Client ID stability matters: Persistent sessions are keyed on client ID. If your device changes its client ID between reboots (e.g. using a random UUID each time), the broker creates a new session and the queued messages for the old ID are orphaned. Use a stable, hardware-derived ID — MAC address, serial number, or provisioning certificate Common Name.

TLS Overhead on Constrained Devices

TLS is non-negotiable for industrial MQTT — unencrypted connections expose device credentials and sensor data. The question is how much overhead to expect.

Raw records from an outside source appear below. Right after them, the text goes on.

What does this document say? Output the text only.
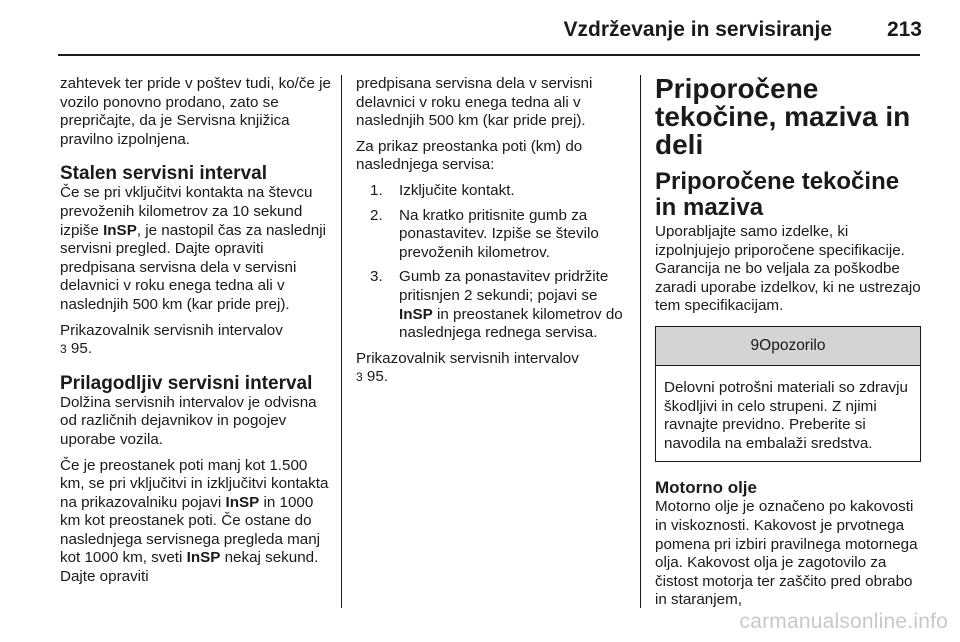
Vzdrževanje in servisiranje	213

zahtevek ter pride v poštev tudi, ko/če je vozilo ponovno prodano, zato se prepričajte, da je Servisna knjižica pravilno izpolnjena.

Stalen servisni interval

Če se pri vključitvi kontakta na števcu prevoženih kilometrov za 10 sekund izpiše InSP, je nastopil čas za naslednji servisni pregled. Dajte opraviti predpisana servisna dela v servisni delavnici v roku enega tedna ali v naslednjih 500 km (kar pride prej).

Prikazovalnik servisnih intervalov
3 95.

Prilagodljiv servisni interval

Dolžina servisnih intervalov je odvisna od različnih dejavnikov in pogojev uporabe vozila.

Če je preostanek poti manj kot 1.500 km, se pri vključitvi in izključitvi kontakta na prikazovalniku pojavi InSP in 1000 km kot preostanek poti. Če ostane do naslednjega servisnega pregleda manj kot 1000 km, sveti InSP nekaj sekund. Dajte opraviti

predpisana servisna dela v servisni delavnici v roku enega tedna ali v naslednjih 500 km (kar pride prej).

Za prikaz preostanka poti (km) do naslednjega servisa:

1. Izključite kontakt.
2. Na kratko pritisnite gumb za ponastavitev. Izpiše se število prevoženih kilometrov.
3. Gumb za ponastavitev pridržite pritisnjen 2 sekundi; pojavi se InSP in preostanek kilometrov do naslednjega rednega servisa.

Prikazovalnik servisnih intervalov
3 95.

Priporočene tekočine, maziva in deli
Priporočene tekočine in maziva

Uporabljajte samo izdelke, ki izpolnjujejo priporočene specifikacije. Garancija ne bo veljala za poškodbe zaradi uporabe izdelkov, ki ne ustrezajo tem specifikacijam.

9Opozorilo
Delovni potrošni materiali so zdravju škodljivi in celo strupeni. Z njimi ravnajte previdno. Preberite si navodila na embalaži sredstva.
Motorno olje

Motorno olje je označeno po kakovosti in viskoznosti. Kakovost je prvotnega pomena pri izbiri pravilnega motornega olja. Kakovost olja je zagotovilo za čistost motorja ter zaščito pred obrabo in staranjem,

carmanualsonline.info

Python — reconnect loop with backoff
import time, random

MAX_BACKOFF = 120   # seconds

def connect_with_backoff(client: mqtt.Client, host: str, port: int):
    """
    Exponential backoff reconnect loop.
    On LTE-M the TLS handshake takes 400–800 ms — do not hammer the broker.
    """
    delay = 1
    while True:
        try:
            client.connect(host, port, keepalive=60)
            client.loop_start()
            return
        except (ConnectionRefusedError, OSError) as e:
            jitter = random.uniform(0, delay * 0.2)
            print(f"Connect failed ({e}). Retry in {delay:.0f}s")
            time.sleep(delay + jitter)
            delay = min(delay * 2, MAX_BACKOFF)

Broker Selection at a Glance

Sparkplug B: If your deployment needs interoperability with SCADA systems or Ignition, look at the Sparkplug B specification on top of MQTT. It standardises topic namespaces and payload encoding (Protobuf) — removing the need for custom parsing on the broker side.